Michael Quicke explores the role of preaching in the church in his new book Preaching as Worship.

At the start of the book Michael says "in recent years, I have been propelled into a fresh understanding of how worship includes everything. Whenever definitions of worship limit and shrink it down to small scale stuff, great damage is done to God's cosmic purposes. We need to see not only how preaching belongs within worship but also how the whole of church life and mission is part of worship too. My convictions about worship have grown in dimension so much that they have radically deepened my life and ministry and reordered its goal. That's why I hope you will take the time to read this book."
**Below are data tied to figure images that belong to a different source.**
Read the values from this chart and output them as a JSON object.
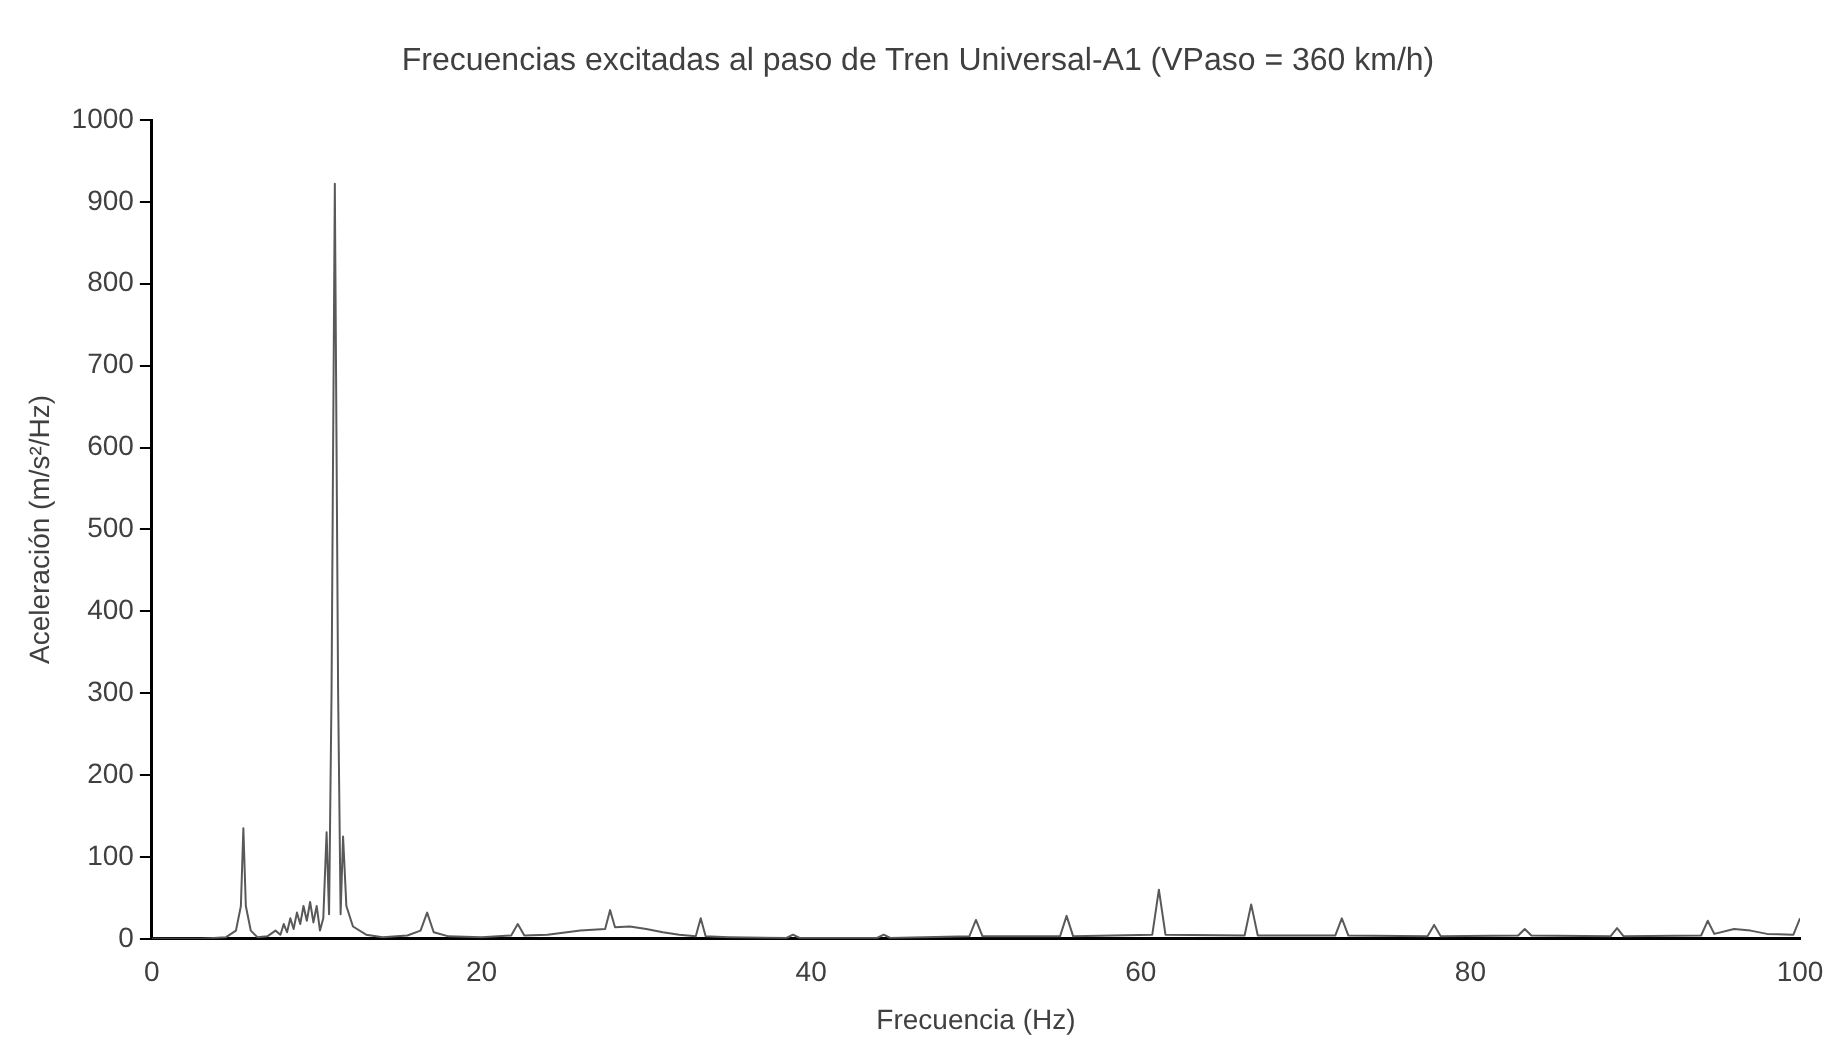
{
  "chart_data": {
    "type": "line",
    "title": "Frecuencias excitadas al paso de Tren Universal-A1 (VPaso = 360 km/h)",
    "xlabel": "Frecuencia (Hz)",
    "ylabel": "Aceleración (m/s²/Hz)",
    "xlim": [
      0,
      100
    ],
    "xticks": [
      0,
      20,
      40,
      60,
      80,
      100
    ],
    "ylim": [
      0,
      1000
    ],
    "yticks": [
      0,
      100,
      200,
      300,
      400,
      500,
      600,
      700,
      800,
      900,
      1000
    ],
    "grid": false,
    "legend": false,
    "marker": "none",
    "line_style": "solid",
    "series": [
      {
        "color": "#595959",
        "x": [
          0,
          3,
          4.5,
          5.1,
          5.4,
          5.55,
          5.7,
          6,
          6.4,
          7,
          7.5,
          7.8,
          8,
          8.2,
          8.4,
          8.6,
          8.8,
          9,
          9.2,
          9.4,
          9.6,
          9.8,
          10,
          10.2,
          10.4,
          10.6,
          10.75,
          10.9,
          11.1,
          11.3,
          11.45,
          11.6,
          11.8,
          12.2,
          13,
          14,
          15.5,
          16.3,
          16.7,
          17.1,
          18,
          20,
          21.8,
          22.2,
          22.6,
          24,
          26,
          27.5,
          27.8,
          28.1,
          29,
          30,
          31,
          32,
          33,
          33.3,
          33.6,
          35,
          38.5,
          38.9,
          39.3,
          44,
          44.4,
          44.8,
          49.6,
          50,
          50.4,
          55.1,
          55.5,
          55.9,
          60.7,
          61.1,
          61.5,
          66.3,
          66.7,
          67.1,
          71.8,
          72.2,
          72.6,
          77.4,
          77.8,
          78.2,
          82.9,
          83.3,
          83.7,
          88.5,
          88.9,
          89.3,
          94,
          94.4,
          94.8,
          96,
          97,
          98,
          99.6,
          100
        ],
        "values": [
          0,
          0,
          2,
          10,
          40,
          135,
          40,
          10,
          2,
          3,
          10,
          5,
          18,
          8,
          25,
          12,
          32,
          18,
          40,
          22,
          45,
          20,
          40,
          10,
          25,
          130,
          30,
          300,
          922,
          300,
          30,
          125,
          40,
          15,
          5,
          2,
          4,
          10,
          32,
          8,
          3,
          2,
          4,
          18,
          4,
          5,
          10,
          12,
          35,
          14,
          15,
          12,
          8,
          5,
          3,
          25,
          3,
          2,
          1,
          5,
          1,
          1,
          5,
          1,
          3,
          23,
          3,
          3,
          28,
          3,
          5,
          60,
          5,
          4,
          42,
          4,
          4,
          25,
          4,
          3,
          17,
          3,
          4,
          12,
          4,
          3,
          13,
          3,
          4,
          22,
          6,
          12,
          10,
          6,
          5,
          25
        ]
      }
    ]
  }
}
Even though this book was written in the US much of it came out of Michael’s UK background and experience. Michael says “I really do see it as the outcome of my own journey with preaching and worship which all began in England, and some of my illustrations come straight out of the UK.”

Sample chapter.

Preaching as Worship is out in the UK in October.


Bringing the Bible to Life.

The Baker Illustrated Bible Handbook is colourful, informative and easy to read and use. It is a big book - over 1100 pages long, and is full of photos, illustrations, maps and charts as well as articles by leading scholars. Split into three sections, it covers:

God's Story (and Your Story), which includes sections on how the Bible is organized, and the history between the Old and New Testaments.

The Spirit and the Scribes (How the Bible Came to Be), which includes sections on the production and shaping of the Old Testament Canon, the Dead Sea scrolls, and Bible translations.

Digging Deeper into the Bible, which considers elements usch as how to read, interpret, and apply the Bible; Use of the Old Testament in the New Testament and responding to contemporary challenges to the Gospels.

There is a vast amount more than just those sections outlined above!







The Baker Illustrated Bible Handbook is published in the UK in October.